La comtesse d’Albany accourut. Elle trouva Alfieri respirant à peine et à demi suffoqué. Elle l’invita alors à essayer de se coucher ; il se leva aussitôt, chancelant et lui tendant la main, marcha vers son lit, s’y laissa tomber en poussant un gémissement ; bientôt sa vue s’obscurcit, ses yeux se fermèrent. La comtesse qui à genoux près de lui tenait une de ses mains dans les deux siennes, sentit un faible serrement ; puis elle entendit un faible et long soupir ; c’était le dernier souffle du poëte : Alfieri était mort.

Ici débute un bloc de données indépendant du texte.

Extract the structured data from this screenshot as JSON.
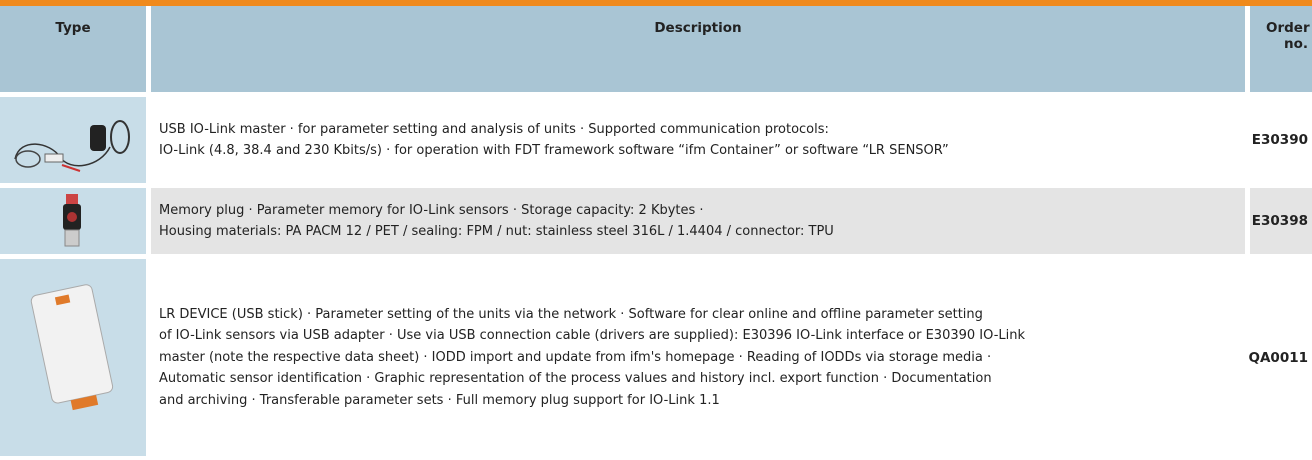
{
  "header": {
    "type": "Type",
    "description": "Description",
    "order_no": "Order no."
  },
  "rows": [
    {
      "description_lines": [
        "USB IO-Link master · for parameter setting and analysis of units · Supported communication protocols:",
        "IO-Link (4.8, 38.4 and 230 Kbits/s) · for operation with FDT framework software “ifm Container” or software “LR SENSOR”"
      ],
      "order_no": "E30390"
    },
    {
      "description_lines": [
        "Memory plug · Parameter memory for IO-Link sensors · Storage capacity: 2 Kbytes ·",
        "Housing materials: PA PACM 12 / PET / sealing: FPM / nut: stainless steel 316L / 1.4404 / connector: TPU"
      ],
      "order_no": "E30398"
    },
    {
      "description_lines": [
        "LR DEVICE (USB stick) · Parameter setting of the units via the network · Software for clear online and offline parameter setting",
        "of IO-Link sensors via USB adapter · Use via USB connection cable (drivers are supplied): E30396 IO-Link interface or E30390 IO-Link",
        "master (note the respective data sheet) · IODD import and update from ifm's homepage · Reading of IODDs via storage media ·",
        "Automatic sensor identification · Graphic representation of the process values and history incl. export function · Documentation",
        "and archiving · Transferable parameter sets · Full memory plug support for IO-Link 1.1"
      ],
      "order_no": "QA0011"
    }
  ]
}
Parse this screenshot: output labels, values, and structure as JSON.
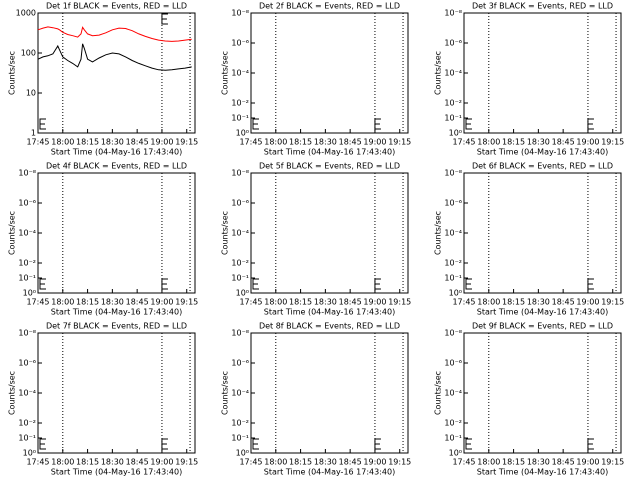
{
  "chart_data": [
    {
      "type": "line",
      "title": "Det 1f BLACK = Events, RED = LLD",
      "xlabel": "Start Time (04-May-16 17:43:40)",
      "ylabel": "Counts/sec",
      "log_y": true,
      "xlim": [
        1065,
        1160
      ],
      "xticks": [
        {
          "value": 1065,
          "label": "17:45"
        },
        {
          "value": 1080,
          "label": "18:00"
        },
        {
          "value": 1095,
          "label": "18:15"
        },
        {
          "value": 1110,
          "label": "18:30"
        },
        {
          "value": 1125,
          "label": "18:45"
        },
        {
          "value": 1140,
          "label": "19:00"
        },
        {
          "value": 1155,
          "label": "19:15"
        }
      ],
      "ylim": [
        1,
        1000
      ],
      "yticks": [
        1,
        10,
        100,
        1000
      ],
      "markers": [
        1080,
        1140,
        1157
      ],
      "x": [
        1065,
        1068,
        1071,
        1074,
        1077,
        1078,
        1080,
        1083,
        1086,
        1089,
        1091,
        1092,
        1093,
        1095,
        1098,
        1102,
        1106,
        1110,
        1114,
        1118,
        1122,
        1126,
        1130,
        1134,
        1138,
        1142,
        1146,
        1150,
        1154,
        1158
      ],
      "series": [
        {
          "color": "#ff0000",
          "values": [
            380,
            420,
            450,
            430,
            400,
            380,
            330,
            290,
            270,
            250,
            300,
            440,
            380,
            300,
            270,
            280,
            320,
            380,
            420,
            410,
            360,
            300,
            260,
            230,
            210,
            200,
            195,
            200,
            210,
            220
          ]
        },
        {
          "color": "#000000",
          "values": [
            70,
            80,
            85,
            95,
            150,
            120,
            80,
            65,
            55,
            45,
            70,
            170,
            130,
            70,
            60,
            75,
            90,
            100,
            95,
            80,
            65,
            55,
            48,
            42,
            38,
            37,
            38,
            40,
            42,
            45
          ]
        }
      ]
    },
    {
      "type": "line",
      "title": "Det 2f BLACK = Events, RED = LLD",
      "xlabel": "Start Time (04-May-16 17:43:40)",
      "ylabel": "Counts/sec",
      "log_y": true,
      "xlim": [
        1065,
        1160
      ],
      "xticks": [
        {
          "value": 1065,
          "label": "17:45"
        },
        {
          "value": 1080,
          "label": "18:00"
        },
        {
          "value": 1095,
          "label": "18:15"
        },
        {
          "value": 1110,
          "label": "18:30"
        },
        {
          "value": 1125,
          "label": "18:45"
        },
        {
          "value": 1140,
          "label": "19:00"
        },
        {
          "value": 1155,
          "label": "19:15"
        }
      ],
      "ylim": [
        1,
        1e-08
      ],
      "yticks": [
        {
          "value": 1,
          "label": "10⁰"
        },
        {
          "value": 0.1,
          "label": "10⁻¹"
        },
        {
          "value": 0.01,
          "label": "10⁻²"
        },
        {
          "value": 0.0001,
          "label": "10⁻⁴"
        },
        {
          "value": 1e-06,
          "label": "10⁻⁶"
        },
        {
          "value": 1e-08,
          "label": "10⁻⁸"
        }
      ],
      "markers": [
        1080,
        1140,
        1157
      ]
    },
    {
      "type": "line",
      "title": "Det 3f BLACK = Events, RED = LLD",
      "xlabel": "Start Time (04-May-16 17:43:40)",
      "ylabel": "Counts/sec",
      "log_y": true,
      "xlim": [
        1065,
        1160
      ],
      "xticks": [
        {
          "value": 1065,
          "label": "17:45"
        },
        {
          "value": 1080,
          "label": "18:00"
        },
        {
          "value": 1095,
          "label": "18:15"
        },
        {
          "value": 1110,
          "label": "18:30"
        },
        {
          "value": 1125,
          "label": "18:45"
        },
        {
          "value": 1140,
          "label": "19:00"
        },
        {
          "value": 1155,
          "label": "19:15"
        }
      ],
      "ylim": [
        1,
        1e-08
      ],
      "yticks": [
        {
          "value": 1,
          "label": "10⁰"
        },
        {
          "value": 0.1,
          "label": "10⁻¹"
        },
        {
          "value": 0.01,
          "label": "10⁻²"
        },
        {
          "value": 0.0001,
          "label": "10⁻⁴"
        },
        {
          "value": 1e-06,
          "label": "10⁻⁶"
        },
        {
          "value": 1e-08,
          "label": "10⁻⁸"
        }
      ],
      "markers": [
        1080,
        1140,
        1157
      ]
    },
    {
      "type": "line",
      "title": "Det 4f BLACK = Events, RED = LLD",
      "xlabel": "Start Time (04-May-16 17:43:40)",
      "ylabel": "Counts/sec",
      "log_y": true,
      "xlim": [
        1065,
        1160
      ],
      "xticks": [
        {
          "value": 1065,
          "label": "17:45"
        },
        {
          "value": 1080,
          "label": "18:00"
        },
        {
          "value": 1095,
          "label": "18:15"
        },
        {
          "value": 1110,
          "label": "18:30"
        },
        {
          "value": 1125,
          "label": "18:45"
        },
        {
          "value": 1140,
          "label": "19:00"
        },
        {
          "value": 1155,
          "label": "19:15"
        }
      ],
      "ylim": [
        1,
        1e-08
      ],
      "yticks": [
        {
          "value": 1,
          "label": "10⁰"
        },
        {
          "value": 0.1,
          "label": "10⁻¹"
        },
        {
          "value": 0.01,
          "label": "10⁻²"
        },
        {
          "value": 0.0001,
          "label": "10⁻⁴"
        },
        {
          "value": 1e-06,
          "label": "10⁻⁶"
        },
        {
          "value": 1e-08,
          "label": "10⁻⁸"
        }
      ],
      "markers": [
        1080,
        1140,
        1157
      ]
    },
    {
      "type": "line",
      "title": "Det 5f BLACK = Events, RED = LLD",
      "xlabel": "Start Time (04-May-16 17:43:40)",
      "ylabel": "Counts/sec",
      "log_y": true,
      "xlim": [
        1065,
        1160
      ],
      "xticks": [
        {
          "value": 1065,
          "label": "17:45"
        },
        {
          "value": 1080,
          "label": "18:00"
        },
        {
          "value": 1095,
          "label": "18:15"
        },
        {
          "value": 1110,
          "label": "18:30"
        },
        {
          "value": 1125,
          "label": "18:45"
        },
        {
          "value": 1140,
          "label": "19:00"
        },
        {
          "value": 1155,
          "label": "19:15"
        }
      ],
      "ylim": [
        1,
        1e-08
      ],
      "yticks": [
        {
          "value": 1,
          "label": "10⁰"
        },
        {
          "value": 0.1,
          "label": "10⁻¹"
        },
        {
          "value": 0.01,
          "label": "10⁻²"
        },
        {
          "value": 0.0001,
          "label": "10⁻⁴"
        },
        {
          "value": 1e-06,
          "label": "10⁻⁶"
        },
        {
          "value": 1e-08,
          "label": "10⁻⁸"
        }
      ],
      "markers": [
        1080,
        1140,
        1157
      ]
    },
    {
      "type": "line",
      "title": "Det 6f BLACK = Events, RED = LLD",
      "xlabel": "Start Time (04-May-16 17:43:40)",
      "ylabel": "Counts/sec",
      "log_y": true,
      "xlim": [
        1065,
        1160
      ],
      "xticks": [
        {
          "value": 1065,
          "label": "17:45"
        },
        {
          "value": 1080,
          "label": "18:00"
        },
        {
          "value": 1095,
          "label": "18:15"
        },
        {
          "value": 1110,
          "label": "18:30"
        },
        {
          "value": 1125,
          "label": "18:45"
        },
        {
          "value": 1140,
          "label": "19:00"
        },
        {
          "value": 1155,
          "label": "19:15"
        }
      ],
      "ylim": [
        1,
        1e-08
      ],
      "yticks": [
        {
          "value": 1,
          "label": "10⁰"
        },
        {
          "value": 0.1,
          "label": "10⁻¹"
        },
        {
          "value": 0.01,
          "label": "10⁻²"
        },
        {
          "value": 0.0001,
          "label": "10⁻⁴"
        },
        {
          "value": 1e-06,
          "label": "10⁻⁶"
        },
        {
          "value": 1e-08,
          "label": "10⁻⁸"
        }
      ],
      "markers": [
        1080,
        1140,
        1157
      ]
    },
    {
      "type": "line",
      "title": "Det 7f BLACK = Events, RED = LLD",
      "xlabel": "Start Time (04-May-16 17:43:40)",
      "ylabel": "Counts/sec",
      "log_y": true,
      "xlim": [
        1065,
        1160
      ],
      "xticks": [
        {
          "value": 1065,
          "label": "17:45"
        },
        {
          "value": 1080,
          "label": "18:00"
        },
        {
          "value": 1095,
          "label": "18:15"
        },
        {
          "value": 1110,
          "label": "18:30"
        },
        {
          "value": 1125,
          "label": "18:45"
        },
        {
          "value": 1140,
          "label": "19:00"
        },
        {
          "value": 1155,
          "label": "19:15"
        }
      ],
      "ylim": [
        1,
        1e-08
      ],
      "yticks": [
        {
          "value": 1,
          "label": "10⁰"
        },
        {
          "value": 0.1,
          "label": "10⁻¹"
        },
        {
          "value": 0.01,
          "label": "10⁻²"
        },
        {
          "value": 0.0001,
          "label": "10⁻⁴"
        },
        {
          "value": 1e-06,
          "label": "10⁻⁶"
        },
        {
          "value": 1e-08,
          "label": "10⁻⁸"
        }
      ],
      "markers": [
        1080,
        1140,
        1157
      ]
    },
    {
      "type": "line",
      "title": "Det 8f BLACK = Events, RED = LLD",
      "xlabel": "Start Time (04-May-16 17:43:40)",
      "ylabel": "Counts/sec",
      "log_y": true,
      "xlim": [
        1065,
        1160
      ],
      "xticks": [
        {
          "value": 1065,
          "label": "17:45"
        },
        {
          "value": 1080,
          "label": "18:00"
        },
        {
          "value": 1095,
          "label": "18:15"
        },
        {
          "value": 1110,
          "label": "18:30"
        },
        {
          "value": 1125,
          "label": "18:45"
        },
        {
          "value": 1140,
          "label": "19:00"
        },
        {
          "value": 1155,
          "label": "19:15"
        }
      ],
      "ylim": [
        1,
        1e-08
      ],
      "yticks": [
        {
          "value": 1,
          "label": "10⁰"
        },
        {
          "value": 0.1,
          "label": "10⁻¹"
        },
        {
          "value": 0.01,
          "label": "10⁻²"
        },
        {
          "value": 0.0001,
          "label": "10⁻⁴"
        },
        {
          "value": 1e-06,
          "label": "10⁻⁶"
        },
        {
          "value": 1e-08,
          "label": "10⁻⁸"
        }
      ],
      "markers": [
        1080,
        1140,
        1157
      ]
    },
    {
      "type": "line",
      "title": "Det 9f BLACK = Events, RED = LLD",
      "xlabel": "Start Time (04-May-16 17:43:40)",
      "ylabel": "Counts/sec",
      "log_y": true,
      "xlim": [
        1065,
        1160
      ],
      "xticks": [
        {
          "value": 1065,
          "label": "17:45"
        },
        {
          "value": 1080,
          "label": "18:00"
        },
        {
          "value": 1095,
          "label": "18:15"
        },
        {
          "value": 1110,
          "label": "18:30"
        },
        {
          "value": 1125,
          "label": "18:45"
        },
        {
          "value": 1140,
          "label": "19:00"
        },
        {
          "value": 1155,
          "label": "19:15"
        }
      ],
      "ylim": [
        1,
        1e-08
      ],
      "yticks": [
        {
          "value": 1,
          "label": "10⁰"
        },
        {
          "value": 0.1,
          "label": "10⁻¹"
        },
        {
          "value": 0.01,
          "label": "10⁻²"
        },
        {
          "value": 0.0001,
          "label": "10⁻⁴"
        },
        {
          "value": 1e-06,
          "label": "10⁻⁶"
        },
        {
          "value": 1e-08,
          "label": "10⁻⁸"
        }
      ],
      "markers": [
        1080,
        1140,
        1157
      ]
    }
  ]
}
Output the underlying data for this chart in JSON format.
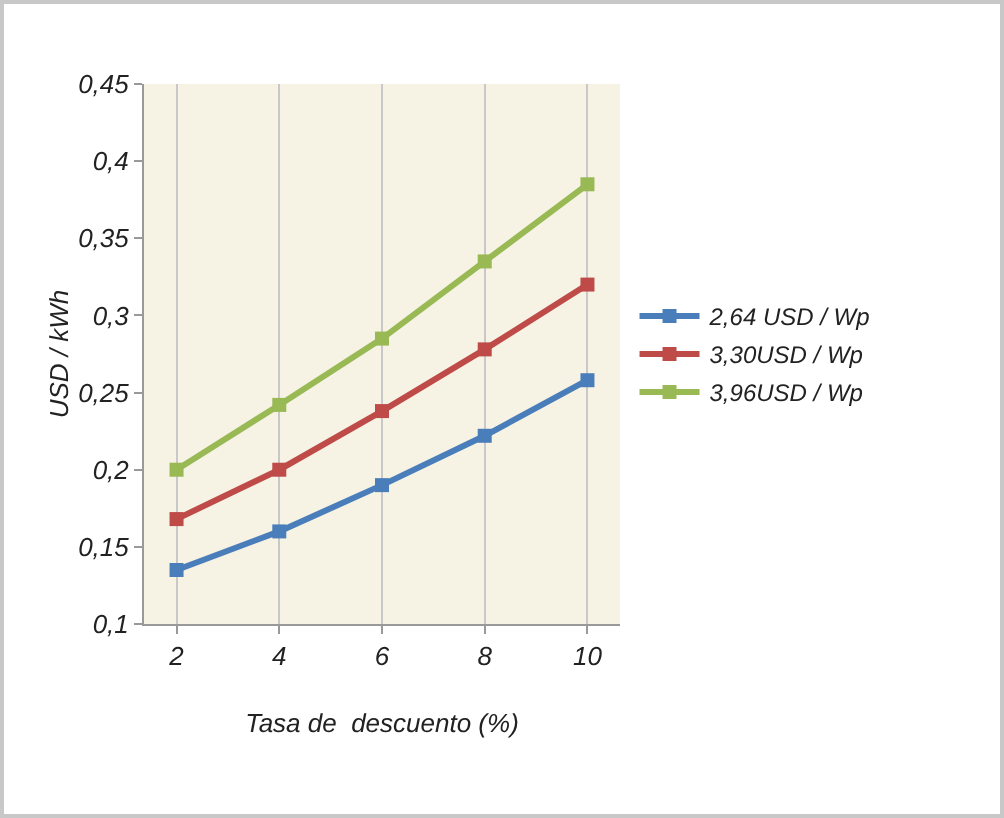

Au moment où les Français envahirent la Toscane, Alfieri, exagéré comme toujours, avait résolu de les attendre comme autrefois les sénateurs romains attendirent les Gaulois sur leurs chaises curules, ne doutant pas que la mort ne dût être le prix de son courage. Il avait fait alors son épitaphe et celle de la comtesse d’Albany. Les voici toutes deux :

ÉPITAPHE D’ALFIERI.

Ici repose enfin

Victor Alfieri d’Asti,

Ardent adorateur des Muses,

Esclave de la seule vérité,

Par conséquent odieux aux despotes

Qui commandent et aux lâches qui obéissent.